Advances in microscopy and image analysis offer new opportunities to quantify these interactions to allow future examination of our ability to pharmacologically enhance host responses against antimicrobial resistant bacteria. However, there are numerous challenges posed when trying to image mROS in macrophages, particularly when also trying to correlate mROS location and dynamics with specific host responses. 

To address some of these challenges, we have developed the M4: MultiModal Modular Microscopy system, a fully open-source 3D-printable optics system which allows users to design and build different setups for different combinations of imaging modalities. Advanced microscopy hardware, for techniques such as live cell and super-resolution microscopy, which are key for investigating host-pathogen interactions, can be costly and often inaccessible to research groups. Frugal innovation will therefore allow an increased availability of advanced microscopy technologies, particularly when combined with computational microscopy techniques.  

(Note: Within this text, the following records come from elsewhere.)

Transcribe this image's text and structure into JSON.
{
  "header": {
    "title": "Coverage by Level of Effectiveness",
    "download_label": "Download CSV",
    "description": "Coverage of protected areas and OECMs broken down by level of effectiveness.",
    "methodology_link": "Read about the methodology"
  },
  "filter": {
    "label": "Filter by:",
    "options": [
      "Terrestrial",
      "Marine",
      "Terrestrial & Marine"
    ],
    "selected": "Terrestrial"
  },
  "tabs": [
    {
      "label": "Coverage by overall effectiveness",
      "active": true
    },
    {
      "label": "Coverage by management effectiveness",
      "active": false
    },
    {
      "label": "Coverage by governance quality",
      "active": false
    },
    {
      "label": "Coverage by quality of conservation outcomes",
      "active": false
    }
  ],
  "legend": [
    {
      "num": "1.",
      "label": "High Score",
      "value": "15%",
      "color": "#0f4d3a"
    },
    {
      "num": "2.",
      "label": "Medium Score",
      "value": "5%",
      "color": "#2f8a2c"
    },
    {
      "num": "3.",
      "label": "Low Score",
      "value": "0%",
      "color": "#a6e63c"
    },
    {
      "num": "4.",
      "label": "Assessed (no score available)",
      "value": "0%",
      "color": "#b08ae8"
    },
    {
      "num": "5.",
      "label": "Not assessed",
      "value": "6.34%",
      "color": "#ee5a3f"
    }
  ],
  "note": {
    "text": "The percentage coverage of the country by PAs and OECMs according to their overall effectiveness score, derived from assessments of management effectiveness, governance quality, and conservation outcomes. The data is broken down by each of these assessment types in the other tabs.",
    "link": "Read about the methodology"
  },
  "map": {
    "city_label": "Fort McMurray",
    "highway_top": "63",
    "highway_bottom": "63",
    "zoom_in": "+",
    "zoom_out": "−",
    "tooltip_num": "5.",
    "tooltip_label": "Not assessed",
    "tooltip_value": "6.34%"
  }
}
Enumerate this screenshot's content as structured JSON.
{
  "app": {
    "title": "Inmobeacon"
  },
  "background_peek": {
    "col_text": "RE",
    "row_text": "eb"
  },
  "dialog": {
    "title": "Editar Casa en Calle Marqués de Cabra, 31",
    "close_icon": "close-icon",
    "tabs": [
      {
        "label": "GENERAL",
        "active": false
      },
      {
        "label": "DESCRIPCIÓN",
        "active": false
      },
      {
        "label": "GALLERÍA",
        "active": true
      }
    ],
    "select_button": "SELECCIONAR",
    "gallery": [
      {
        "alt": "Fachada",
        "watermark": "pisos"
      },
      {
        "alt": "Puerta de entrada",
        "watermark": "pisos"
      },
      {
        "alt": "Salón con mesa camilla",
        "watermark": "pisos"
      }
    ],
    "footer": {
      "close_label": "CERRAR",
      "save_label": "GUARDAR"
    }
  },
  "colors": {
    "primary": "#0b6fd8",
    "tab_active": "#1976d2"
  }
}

For colocalisation studies in cells, for example between mitochondria and S. pneumoniae, it is necessary to use multichannel fluorescence microscopy. Here, we present the M4 system in combination with the OpenFlexure3 stage, as seen in the figure below, and alignment/calibration tools based on ray transfer matrix analysis for building a multichannel imaging system. We also present initial imaging data of macrophages using a multichannel fluorescence microscope built with the M4 system. As well as multichannel fluorescence microscopy we have also built a multimodal microscope combining fluorescence microscopy with computational phase imaging based on the transport of intensity equation. In future we hope to employ the M4 system within a cell culture incubator for live cell imaging of macrophage-pathogen interactions.


1. West, A. P. et al. TLR signalling augments macrophage bactericidal activity through mitochondrial ROS. Nature 472, 476-480 (2011).

2. Bewley, M. A. et al. Impaired Mitochondrial Microbicidal Responses in Chronic Obstructive Pulmonary Disease Macrophages. Am. J. Respir. Crit. Care Med. 196, 845-855 (2017). 

3. Sharkey, J. P. et al. A one-piece 3D printed flexure translation stage for open-source microscopy. Rev. Sci. Instrum. 87, 25104 (2016).